Property portfolio: Get specific
The MTD regulations contain a section called ‘Specified information’ which legislates for the provision of certain additional information including (but not limited to) identifying all properties contained within an individual’s property portfolio. Exactly what information is required is not specified but one would assume this to be the address of each and every property.
“The end of period information which may be specified includes (but is not limited to) identifying the properties which form part of a property business”.
Errors and omissions: Further clarification needed
It has always been suggested that any errors or omissions discovered after a quarterly update has been filed would result in a requirement to refile the affected quarter, rather than make an appropriate amendment on the next available quarter, as has always been the case for VAT errors. Although the MTD regulations clarify that any such error should be made when the next submission falls due, it is not clear whether the error or omission is reported within that submission, or whether an amended submission is required.
“The relevant person must provide the correct or complete information to HMRC when the relevant person next provides a quarterly update; or the end of period statement, whichever the relevant person is first required to provide”.
£10,000 income exemption: 2 year rule
My test of legislative clarity is how many times I have to re-read the legislation to understand the implication. The turnover test gets a 4 out of 10 from me! Despite the slightly unwieldy prose below, in order to determine whether your client will fall within the MTD regime from the new outset in 2024/25, you will need to assess whether their gross revenues from all businesses (trade and property) exceed £10,000 during 2022/23, two years prior.
“The income exemption applies to a tax year if the digital requirements did not apply to the person in respect of the previous tax year; and the amount of the person’s qualifying income for the most recent tax year in relation to which the filing deadline fell before the start of the tax year in question is not more than £10,000”.

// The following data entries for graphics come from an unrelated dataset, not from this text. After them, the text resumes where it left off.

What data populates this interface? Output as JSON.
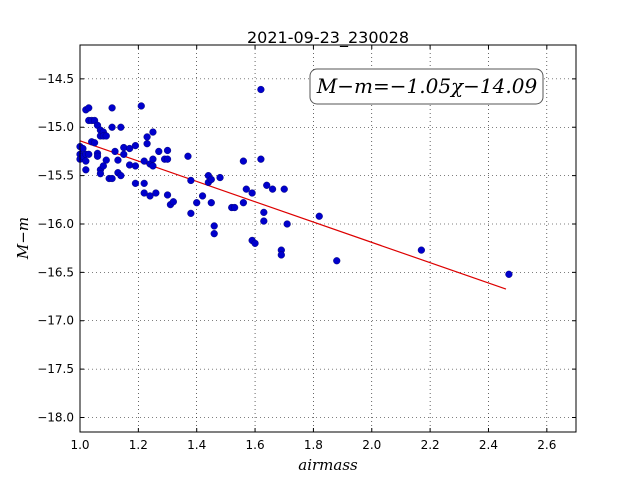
{
  "chart_data": {
    "type": "scatter",
    "title": "2021-09-23_230028",
    "xlabel": "airmass",
    "ylabel": "M−m",
    "xlim": [
      1.0,
      2.7
    ],
    "ylim": [
      -18.15,
      -14.15
    ],
    "y_inverted": false,
    "xticks": [
      1.0,
      1.2,
      1.4,
      1.6,
      1.8,
      2.0,
      2.2,
      2.4,
      2.6
    ],
    "xtick_labels": [
      "1.0",
      "1.2",
      "1.4",
      "1.6",
      "1.8",
      "2.0",
      "2.2",
      "2.4",
      "2.6"
    ],
    "yticks": [
      -14.5,
      -15.0,
      -15.5,
      -16.0,
      -16.5,
      -17.0,
      -17.5,
      -18.0
    ],
    "ytick_labels": [
      "−14.5",
      "−15.0",
      "−15.5",
      "−16.0",
      "−16.5",
      "−17.0",
      "−17.5",
      "−18.0"
    ],
    "grid": true,
    "point_color": "#0000cc",
    "fit_color": "#dd0000",
    "annotation": "M−m=−1.05χ−14.09",
    "fit": {
      "slope": -1.05,
      "intercept": -14.09,
      "x_range": [
        1.0,
        2.46
      ]
    },
    "points": [
      [
        1.0,
        -15.2
      ],
      [
        1.0,
        -15.28
      ],
      [
        1.0,
        -15.33
      ],
      [
        1.01,
        -15.3
      ],
      [
        1.01,
        -15.22
      ],
      [
        1.02,
        -14.82
      ],
      [
        1.02,
        -15.44
      ],
      [
        1.02,
        -15.28
      ],
      [
        1.02,
        -15.35
      ],
      [
        1.03,
        -14.8
      ],
      [
        1.03,
        -14.93
      ],
      [
        1.03,
        -15.28
      ],
      [
        1.04,
        -14.93
      ],
      [
        1.04,
        -15.15
      ],
      [
        1.05,
        -14.93
      ],
      [
        1.05,
        -15.16
      ],
      [
        1.06,
        -14.98
      ],
      [
        1.06,
        -15.27
      ],
      [
        1.06,
        -15.3
      ],
      [
        1.07,
        -15.03
      ],
      [
        1.07,
        -15.09
      ],
      [
        1.07,
        -15.44
      ],
      [
        1.07,
        -15.48
      ],
      [
        1.08,
        -15.05
      ],
      [
        1.08,
        -15.09
      ],
      [
        1.08,
        -15.4
      ],
      [
        1.09,
        -15.09
      ],
      [
        1.09,
        -15.34
      ],
      [
        1.1,
        -15.53
      ],
      [
        1.11,
        -14.8
      ],
      [
        1.11,
        -15.0
      ],
      [
        1.11,
        -15.53
      ],
      [
        1.12,
        -15.25
      ],
      [
        1.13,
        -15.47
      ],
      [
        1.13,
        -15.34
      ],
      [
        1.14,
        -15.0
      ],
      [
        1.14,
        -15.5
      ],
      [
        1.15,
        -15.21
      ],
      [
        1.15,
        -15.28
      ],
      [
        1.17,
        -15.22
      ],
      [
        1.17,
        -15.39
      ],
      [
        1.19,
        -15.19
      ],
      [
        1.19,
        -15.4
      ],
      [
        1.19,
        -15.58
      ],
      [
        1.21,
        -14.78
      ],
      [
        1.22,
        -15.35
      ],
      [
        1.22,
        -15.58
      ],
      [
        1.22,
        -15.68
      ],
      [
        1.23,
        -15.1
      ],
      [
        1.23,
        -15.17
      ],
      [
        1.24,
        -15.38
      ],
      [
        1.24,
        -15.71
      ],
      [
        1.25,
        -15.05
      ],
      [
        1.25,
        -15.33
      ],
      [
        1.25,
        -15.4
      ],
      [
        1.26,
        -15.68
      ],
      [
        1.27,
        -15.25
      ],
      [
        1.29,
        -15.33
      ],
      [
        1.3,
        -15.24
      ],
      [
        1.3,
        -15.33
      ],
      [
        1.3,
        -15.7
      ],
      [
        1.31,
        -15.8
      ],
      [
        1.32,
        -15.77
      ],
      [
        1.37,
        -15.3
      ],
      [
        1.38,
        -15.89
      ],
      [
        1.38,
        -15.55
      ],
      [
        1.4,
        -15.78
      ],
      [
        1.42,
        -15.71
      ],
      [
        1.44,
        -15.5
      ],
      [
        1.44,
        -15.57
      ],
      [
        1.45,
        -15.54
      ],
      [
        1.45,
        -15.78
      ],
      [
        1.46,
        -16.02
      ],
      [
        1.46,
        -16.1
      ],
      [
        1.48,
        -15.52
      ],
      [
        1.52,
        -15.83
      ],
      [
        1.53,
        -15.83
      ],
      [
        1.56,
        -15.78
      ],
      [
        1.56,
        -15.35
      ],
      [
        1.57,
        -15.64
      ],
      [
        1.59,
        -15.68
      ],
      [
        1.59,
        -16.17
      ],
      [
        1.6,
        -16.2
      ],
      [
        1.62,
        -14.61
      ],
      [
        1.62,
        -15.33
      ],
      [
        1.63,
        -15.88
      ],
      [
        1.63,
        -15.97
      ],
      [
        1.64,
        -15.6
      ],
      [
        1.66,
        -15.64
      ],
      [
        1.69,
        -16.27
      ],
      [
        1.69,
        -16.32
      ],
      [
        1.7,
        -15.64
      ],
      [
        1.71,
        -16.0
      ],
      [
        1.82,
        -15.92
      ],
      [
        1.88,
        -16.38
      ],
      [
        2.17,
        -16.27
      ],
      [
        2.47,
        -16.52
      ]
    ]
  }
}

£10,000 income exemption: 3 year rule
If gross revenues from all businesses (trade and property) DO NOT exceed £10,000 for three consecutive years in which you were required to comply with the MTD regime, then you will be exempt from MTD from year 4.
Volunteers wanted: Advance notice required
If any taxpayers wish to voluntarily report under the MTD regime (excluding those wishing to join the HMRC pilot) they will have to register their intention to elect not to be exempt in advance of the start of the tax year.
“An election by a person not to be exempt under regulation 21 or 22 must be made before the start of that tax year”.
Other exemptions: Confirmed
The regulations confirm the previously anticipated exemptions for the digitally excluded, non-resident companies chargeable to income tax, trustees, foreign businesses of non-UK domiciled individuals (including foreign properties).